A captain finding his voice
Kane sounds comfortable in this chaos. He has grown into the armband. The quiet, measured leader has become more vocal, more visible.
After the win over the DRC in Atlanta, he pulled his team-mates into a huddle on the pitch and delivered a message. That kind of public show is not usually his way.
“It’s something I don’t normally like to do in a public situation,” he said. “Sometimes I feel like it can look a little bit staged.
“It was more just to make sure we celebrated that moment. After the Panama game I felt like we didn’t really celebrate the moment as much as we probably should have. It’s easy as an England player sometimes to take things for granted and just say: ‘OK, we beat Panama, we’re top of the group, it is what it is.’ But that’s not always been the case for England.”
He wants this group to understand that every step forward matters, that these nights do not come around on a loop. The aim is not just to erase old scars, but to write something new.
That resolve was tested even in the DRC match. Kane had to park his frustration at being denied what he insists was a clear penalty in the first half, when he collided with goalkeeper Lionel Mpasi.
“It’s a clear penalty,” Kane said. “When you’re travelling at the speed we travel at on the pitch, and then you get a push in the back as well, in that situation I got to the ball first. You’ve got two options, you can try and jump over the keeper, and if you do you’re probably going to fall over anyway, and you don’t get a penalty. It’s not my problem that the keeper’s come rushing out. I don’t really know what the ref expected me to do.
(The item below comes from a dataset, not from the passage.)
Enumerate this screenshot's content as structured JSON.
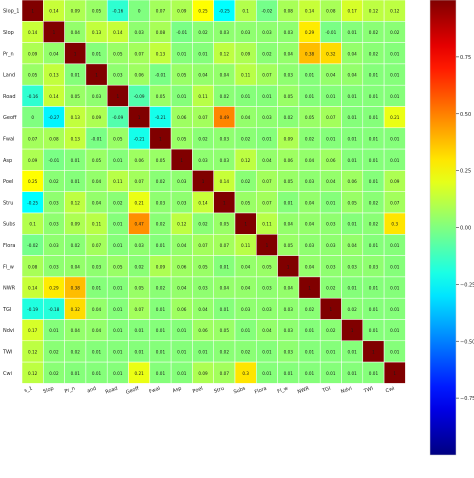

“He’s initiated the contact, he’s hit me, I’m falling over, and I’ve tried to protect myself. If I keep my leg planted in the floor you risk serious, serious injury. It is a foul. If it wasn’t the keeper and was just a defender using his feet, it’s a foul. I was really surprised it wasn’t given, I was really surprised VAR didn’t intervene as well. In the end it doesn’t matter because we won.”
The decision still rankles. The reaction mattered more. Kane absorbed the injustice, reset, and when the chance came late on, he produced a finish so pure that Henry winced at the thought of attempting it himself.
This is where the conversation about legacy now sits. Kane has the records, the goals, the longevity. He has the respect of his peers and the admiration of his heroes. What he does next, in the thin air of Mexico City and beyond, will decide whether he joins Moore and Charlton in the tiny group of England players who did not just define an era, but conquered it.